Bulan Ramadan dinanti kini telah tiba, saatnya umat muslim bersuka cita menjalankan ibadah puasa. Seklias memang terkesan berat menanggung lapar dahaga, namun kalau dijalani sebenarnya terasa menyenangkan.
Saat menanti detik-detik menuju bedug magrib, menjadi moment paling mendebarkan. Waktu terasa berjalan begitu lama, satu menit berjalan serasa sepuluh menit.
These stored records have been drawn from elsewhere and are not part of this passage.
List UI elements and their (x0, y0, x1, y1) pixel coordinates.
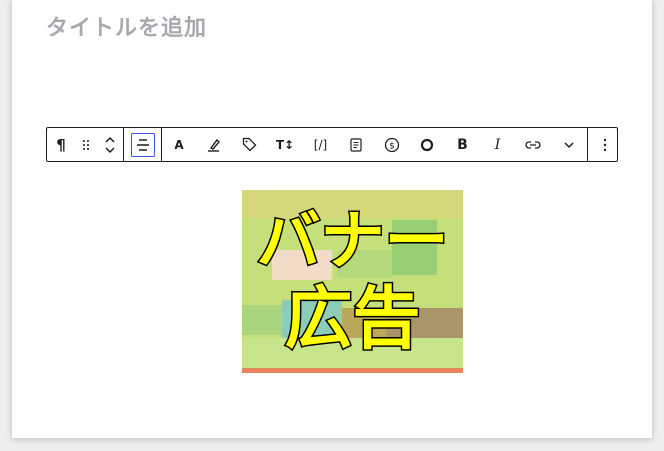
align-center-button[interactable] (124, 128, 161, 161)
align-center-icon (130, 132, 155, 157)
banner-text-line1: バナー (255, 205, 450, 279)
move-up-down-icon[interactable] (97, 128, 123, 161)
block-toolbar: ¶ A T↕ [/] $ B I (46, 127, 618, 162)
post-title-placeholder[interactable]: タイトルを追加 (46, 10, 207, 42)
italic-button[interactable]: I (480, 128, 515, 161)
block-controls-group: ¶ (47, 128, 123, 161)
circle-icon[interactable] (409, 128, 445, 161)
tag-icon[interactable] (231, 128, 267, 161)
bold-button[interactable]: B (445, 128, 480, 161)
align-group (123, 128, 161, 161)
banner-bottom-stripe (242, 368, 463, 373)
banner-text-line2: 広告 (283, 280, 422, 359)
dollar-circle-icon[interactable]: $ (374, 128, 409, 161)
highlighter-icon[interactable] (196, 128, 231, 161)
font-button[interactable]: A (162, 128, 196, 161)
banner-image[interactable]: バナー 広告 (242, 190, 463, 373)
drag-handle-icon[interactable] (75, 128, 97, 161)
code-icon[interactable]: [/] (303, 128, 338, 161)
document-icon[interactable] (338, 128, 374, 161)
format-group: A T↕ [/] $ B I (161, 128, 587, 161)
more-options-icon[interactable] (588, 128, 622, 161)
chevron-down-icon[interactable] (551, 128, 587, 161)
options-group (587, 128, 622, 161)
text-size-icon[interactable]: T↕ (267, 128, 303, 161)
link-icon[interactable] (515, 128, 551, 161)
svg-text:$: $ (389, 141, 395, 151)
pilcrow-icon[interactable]: ¶ (47, 128, 75, 161)
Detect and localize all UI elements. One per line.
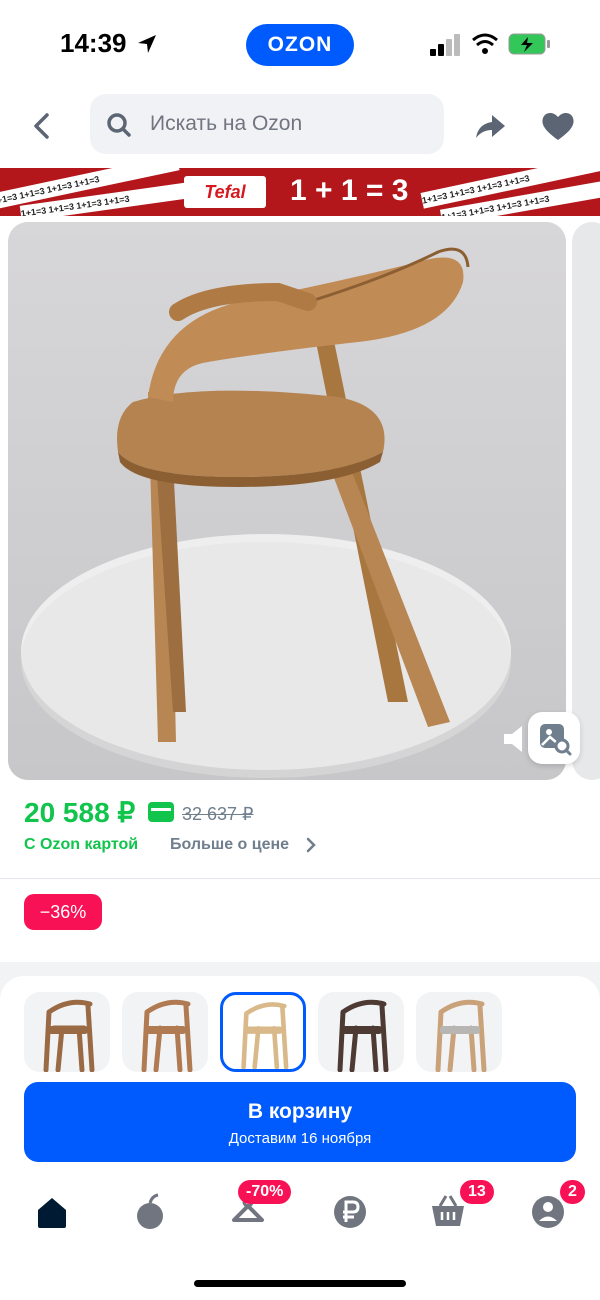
variant-swatch[interactable] [318, 992, 404, 1072]
discount-text: −36% [39, 901, 87, 922]
sale-badge-text: -70% [246, 1183, 284, 1200]
bottom-nav: -70% 13 2 [0, 1170, 600, 1300]
profile-badge: 2 [560, 1180, 585, 1204]
fresh-icon[interactable] [130, 1192, 170, 1232]
divider [0, 878, 600, 879]
ozon-card-label[interactable]: С Ozon картой [24, 836, 138, 854]
product-photo[interactable] [8, 222, 566, 780]
variant-swatch[interactable] [24, 992, 110, 1072]
price: 20 588 ₽ [24, 797, 136, 828]
ozon-card-icon [148, 802, 174, 822]
next-photo-preview[interactable] [572, 222, 600, 780]
cart-badge: 13 [460, 1180, 494, 1204]
ruble-icon[interactable] [330, 1192, 370, 1232]
variant-chair-image [141, 999, 193, 1072]
battery-icon [508, 33, 550, 55]
sound-icon[interactable] [502, 724, 530, 754]
variant-chair-image [241, 1002, 289, 1069]
top-bar: Искать на Ozon [0, 90, 600, 168]
promo-banner[interactable]: 1+1=3 1+1=3 1+1=3 1+1=3 1+1=3 1+1=3 1+1=… [0, 168, 600, 216]
old-price: 32 637 ₽ [182, 804, 254, 824]
price-section: 20 588 ₽ 32 637 ₽ С Ozon картой Больше о… [0, 790, 600, 962]
heart-icon[interactable] [538, 106, 578, 146]
more-price-link[interactable]: Больше о цене [170, 836, 289, 854]
chevron-left-icon [34, 113, 49, 139]
add-to-cart-button[interactable]: В корзину Доставим 16 ноября [24, 1082, 576, 1162]
add-to-cart-label: В корзину [247, 1100, 353, 1123]
delivery-date: Доставим 16 ноября [228, 1130, 372, 1147]
cart-area: В корзину Доставим 16 ноября [0, 1076, 600, 1170]
variant-chair-image [435, 999, 487, 1072]
variant-chair-image [43, 999, 95, 1072]
variant-swatch-selected[interactable] [220, 992, 306, 1072]
discount-badge: −36% [24, 894, 102, 930]
ozon-logo-text: OZON [267, 33, 333, 56]
search-placeholder: Искать на Ozon [150, 112, 303, 135]
wifi-icon [472, 33, 498, 54]
tefal-logo-text: Tefal [204, 181, 246, 202]
back-button[interactable] [22, 106, 62, 146]
variant-swatch[interactable] [416, 992, 502, 1072]
signal-icon [430, 34, 460, 56]
color-variants [0, 976, 600, 1076]
search-input[interactable]: Искать на Ozon [90, 94, 444, 154]
visual-search-button[interactable] [528, 712, 580, 764]
sale-badge: -70% [238, 1180, 292, 1204]
home-indicator [194, 1280, 406, 1287]
location-arrow-icon [138, 35, 156, 53]
share-icon[interactable] [470, 106, 510, 146]
clock: 14:39 [60, 28, 127, 58]
tefal-logo: Tefal [184, 176, 266, 208]
profile-badge-text: 2 [568, 1183, 577, 1200]
cart-badge-text: 13 [468, 1183, 486, 1200]
chair-image [8, 222, 566, 780]
home-icon[interactable] [32, 1192, 72, 1232]
image-search-icon [540, 724, 572, 756]
variant-chair-image [337, 999, 389, 1072]
search-icon [107, 113, 131, 137]
variant-swatch[interactable] [122, 992, 208, 1072]
ozon-logo[interactable]: OZON [246, 24, 354, 66]
chevron-right-icon [306, 837, 316, 853]
product-gallery[interactable] [0, 216, 600, 790]
status-bar: 14:39 OZON [0, 0, 600, 90]
promo-slogan: 1 + 1 = 3 [290, 174, 409, 207]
Sudah ditinggal mengerjakan ini dan itu, nyatanya tetap saja jarum jam berjalan teramat lambat.
Begitu adzan magrib terdengar, perasaan mendadak “PLONG” terbayar sudah penantian. Seteguk dua teguk minuman membasahi kerongkongan, rasa haus seketika hilang tak berbekas— Subhanallah nikmatnya tiada tara.
Satu dua hari berlalu berganti minggu, hingga akhirnya genap satu bulan puasa dikerjakan. Hari kemenangan yang ditunggu tiba, perasaan lega tidak terdefinisikan dengan kata. Saling bermaaf-maafan tanpa memaksa dan dipaksa, setiap diri kembali lahir menjadi pribadi yang baru.
Saya masih ingat, awal mula menjalankan ibadah puasa. Saat itu masih duduk di kelas satu SD, keinginan itu muncul sendiri karena melihat ayah, ibu ,saudara kandung dan teman sekolah sudah berpuasa.
Puasa pertama masih bolong sana-sini, sesekali ngumpet demi ngemil makanan kalau sedang kelaparan siang hari. ibu saya adalah orang paling telaten menahan keinginan anaknya batal puasa, sembari mengingatkan bahwa saat berbuka tidak lama tiba.
Saya tetap saja bersikeras makan saat ibu lengah, kemudian pura-pura puasa hingga tiba saat berbuka. Sebenarnya sih saya yakin, kalau ibu tahu anaknya sudah batal puasanya—hehehe.
Setelah masuk kelas empat Sekolah dasar, saya mulai menjalankan puasa dengan penuh kesadaran. Bisa menikmati bagaimana nikmat lapar dan haus, sampai genap sebulan tidak ada hari yang batal. Kemudian mulai menggenapi dengan taraweh dan tadarus, ditambah menjalankan I’tiqah jelang akhir Ramadan.
Kini setelah punya dua anak, saya merasakan sendiri bagaimana ayah dan ibu dulu berusaha sekuat tenaga, menanamkan kesadaran pada anak untuk berpuasa.
Alhamdulillah sulung saya sudah rutin berpuasa, sejak belum genap berusia enam tahun disandangnya. Pada umur masuk kelas satu madrasah itulah, jagoan yang kini sudah menjelang puber tidak bolong puasanya.
Sebagai ayah saya berusaha bersikap demokratis, tidak terlalu memaksakan kehendak pribadi. Namun tetap saya menanamkan manfaat puasa, sembari menceritakan ulang kisah-kisah manusia pilihan.